By Timothy Prickett Morgan

Posted in Hardware, 15th September 2009 04:02 GMT

The fall PC buying season kicks off for Hewlett-Packard today as the company launches a bunch of new consumer and corporate notebooks as well as two desktop PCs aimed at businesses, a refreshed netbook, an all-in-one PC, and a beefier media server for the home market.

The notebooks and netbooks also sport new and classier-looking shells that are part of HP's effort to make its laptops a little more fashionable as well as durable.

HP held a pre-launch briefing for the new machines, and I got to hold them in my hands. HP's fall laptops are certainly more attractive than the typical laptops with brushed aluminum and plastic enclosures.

If looks matter to you - and it certainly does to some classes of PC buyers, as evidenced by the success and popularity of Apple's usually excellent designs - then you will probably find the fall lineup appealing. I haven't had PC Envy in a very long time, and like many of you think of a laptop or a desktop like I do a hammer or a screwdriver - I just want the tool to work and not break in my hands.
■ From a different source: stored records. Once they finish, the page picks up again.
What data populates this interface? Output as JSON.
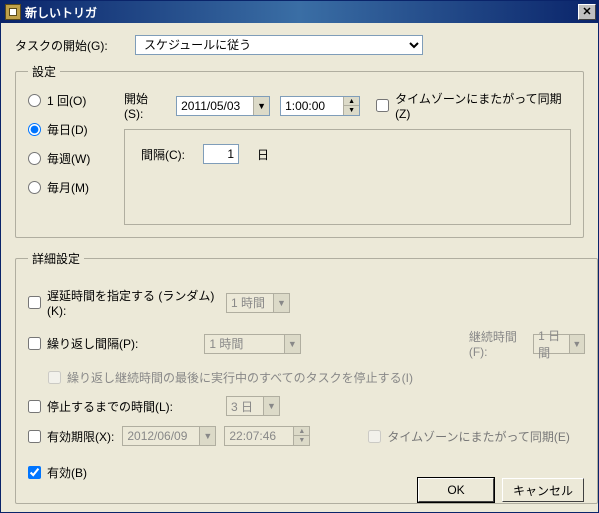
{
  "title": "新しいトリガ",
  "task_begin_label": "タスクの開始(G):",
  "task_begin_value": "スケジュールに従う",
  "settings": {
    "legend": "設定",
    "radios": {
      "once": "1 回(O)",
      "daily": "毎日(D)",
      "weekly": "毎週(W)",
      "monthly": "毎月(M)"
    },
    "selected": "daily",
    "start_label": "開始(S):",
    "start_date": "2011/05/03",
    "start_time": "1:00:00",
    "tz_sync_label": "タイムゾーンにまたがって同期(Z)",
    "interval_label": "間隔(C):",
    "interval_value": "1",
    "interval_unit": "日"
  },
  "advanced": {
    "legend": "詳細設定",
    "random_delay_label": "遅延時間を指定する (ランダム)(K):",
    "random_delay_value": "1 時間",
    "repeat_interval_label": "繰り返し間隔(P):",
    "repeat_interval_value": "1 時間",
    "duration_label": "継続時間(F):",
    "duration_value": "1 日間",
    "stop_all_label": "繰り返し継続時間の最後に実行中のすべてのタスクを停止する(I)",
    "stop_after_label": "停止するまでの時間(L):",
    "stop_after_value": "3 日",
    "expire_label": "有効期限(X):",
    "expire_date": "2012/06/09",
    "expire_time": "22:07:46",
    "expire_tz_label": "タイムゾーンにまたがって同期(E)",
    "enabled_label": "有効(B)"
  },
  "buttons": {
    "ok": "OK",
    "cancel": "キャンセル"
  }
}
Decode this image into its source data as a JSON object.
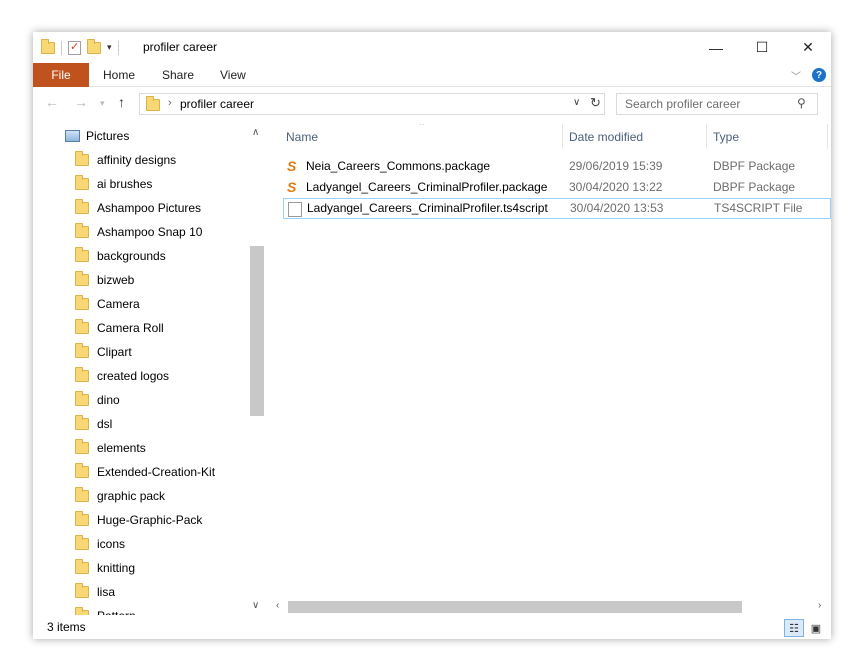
{
  "window": {
    "title": "profiler career",
    "controls": {
      "minimize": "—",
      "maximize": "☐",
      "close": "✕"
    }
  },
  "ribbon": {
    "file_tab": "File",
    "tabs": [
      "Home",
      "Share",
      "View"
    ]
  },
  "address": {
    "path": "profiler career",
    "search_placeholder": "Search profiler career"
  },
  "nav": {
    "root": "Pictures",
    "folders": [
      "affinity designs",
      "ai brushes",
      "Ashampoo Pictures",
      "Ashampoo Snap 10",
      "backgrounds",
      "bizweb",
      "Camera",
      "Camera Roll",
      "Clipart",
      "created logos",
      "dino",
      "dsl",
      "elements",
      "Extended-Creation-Kit",
      "graphic pack",
      "Huge-Graphic-Pack",
      "icons",
      "knitting",
      "lisa",
      "Pattern"
    ]
  },
  "columns": {
    "name": "Name",
    "date": "Date modified",
    "type": "Type"
  },
  "files": [
    {
      "name": "Neia_Careers_Commons.package",
      "date": "29/06/2019 15:39",
      "type": "DBPF Package",
      "icon": "sims-package-icon"
    },
    {
      "name": "Ladyangel_Careers_CriminalProfiler.package",
      "date": "30/04/2020 13:22",
      "type": "DBPF Package",
      "icon": "sims-package-icon"
    },
    {
      "name": "Ladyangel_Careers_CriminalProfiler.ts4script",
      "date": "30/04/2020 13:53",
      "type": "TS4SCRIPT File",
      "icon": "document-icon"
    }
  ],
  "status": {
    "item_count": "3 items"
  },
  "colors": {
    "file_tab": "#c0521e",
    "selection_border": "#99d1ff",
    "header_text": "#4c607a",
    "help": "#1b72c9"
  }
}
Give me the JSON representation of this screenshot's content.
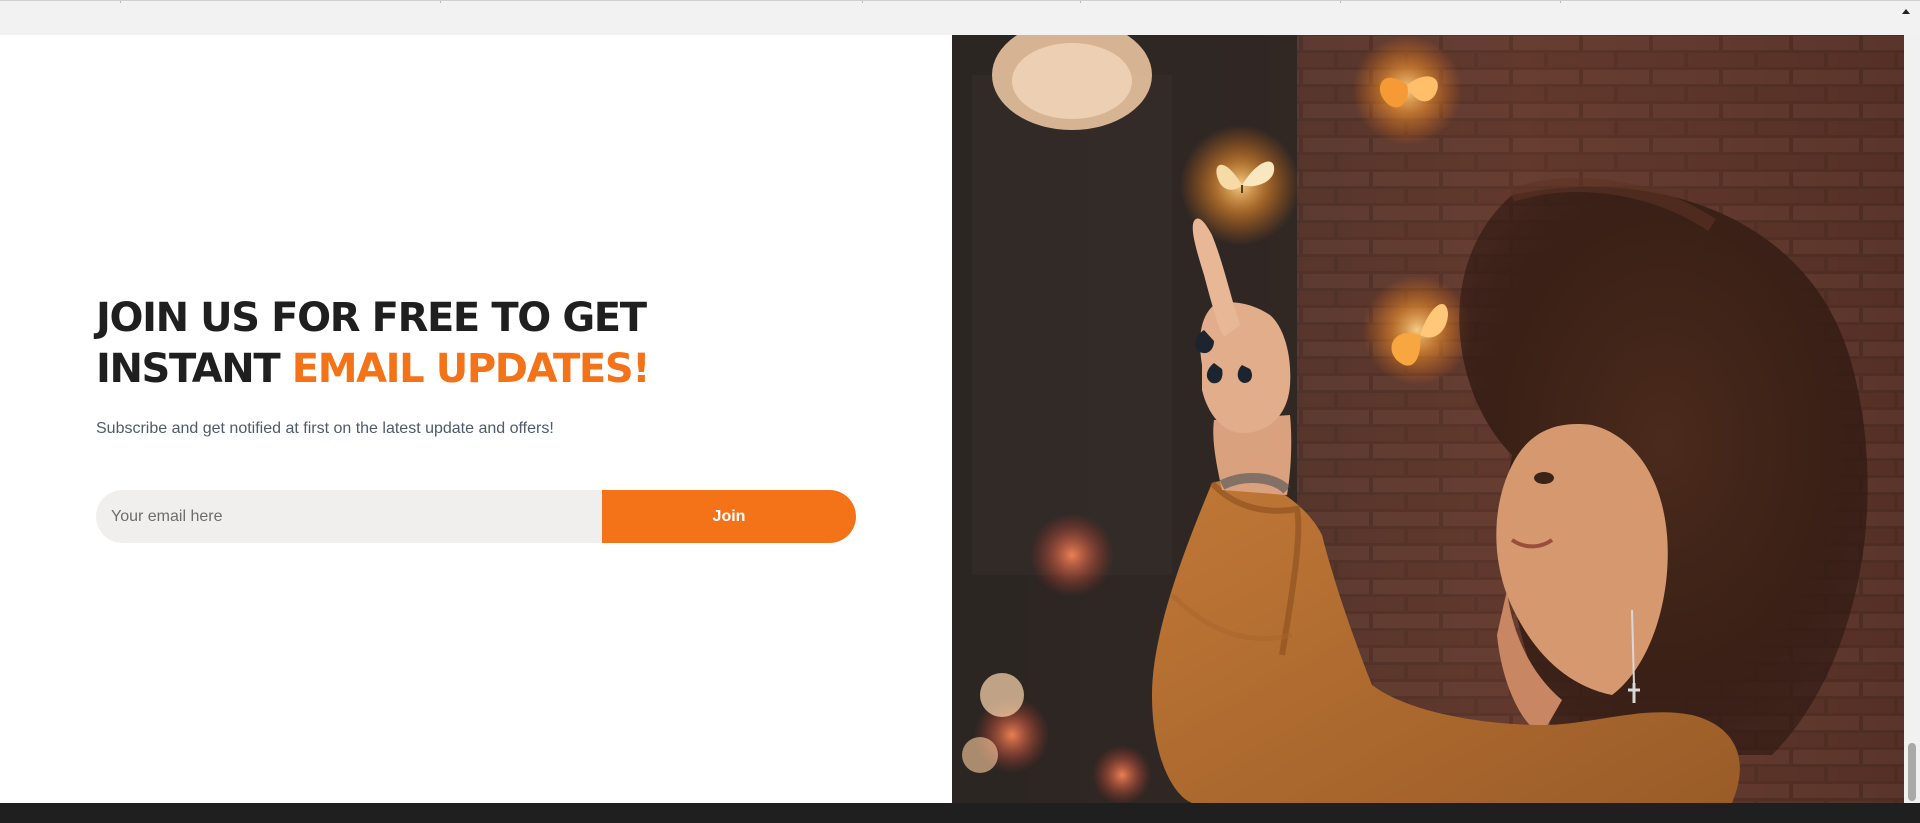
{
  "newsletter": {
    "headline_main": "JOIN US FOR FREE TO GET INSTANT ",
    "headline_accent": "EMAIL UPDATES!",
    "subtitle": "Subscribe and get notified at first on the latest update and offers!",
    "email_placeholder": "Your email here",
    "join_label": "Join"
  },
  "colors": {
    "accent": "#f47218",
    "headline": "#1f1f1f",
    "subtitle": "#4f5b6b",
    "input_background": "#f0efed",
    "footer": "#1f1f1f"
  },
  "icons": {
    "scroll_up": "up-arrow-icon"
  }
}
And still, if I had to buy a new machine today, like many of you, I would want one that had a little style to it, provided it didn't cost too much of a premium.

The trick for HP has been to make these notebooks and netbooks more sexy in a way that doesn't sacrifice the strength of the shell and that doesn't add substantial cost to the machine - which HP's top brass would certainly not allow, given the economy. (HP designs its laptops in Cupertino, Houston, Taipei, and Shanghai, but currently manufactures them under contract in China. It is hard to get lower costs than this.) HP executives at the pre-launch event wouldn't talk about what all of these artistic touches cost, but gave the impression that it was nominal.

The two most interesting notebooks are the high-end Envy 13 and Envy 15, which sport a hybrid aluminum-magnesium casing. These boxes come out of the consumer team that includes the formerly independent VoodooPC gaming system division. HP merged Voodoo, which it acquired in September 2006, into its consumer division of its Personal Systems Group in July 2008.

The HP Envy 13 notebook

Rather than mold the bottom of the laptop out of aluminum, which is easy enough and cheap enough, the Envy machines use a thinner aluminum shell that has magnesium reinforcements and that comes with a rubber coating that makes the machine less slippery and resists scratching. (The older Voodoo laptops had a carbon fiber case. It is not clear why it was ditched, but it might be the expense of building it.)

The resulting shell - and I held an all-aluminum empty shell one next to one made out of these three materials - is a lot lighter. On the top of the laptop, encasing the screen as well as the keyboard, HP is using aluminum that has been given a rich copper color using some method that HP did not disclose.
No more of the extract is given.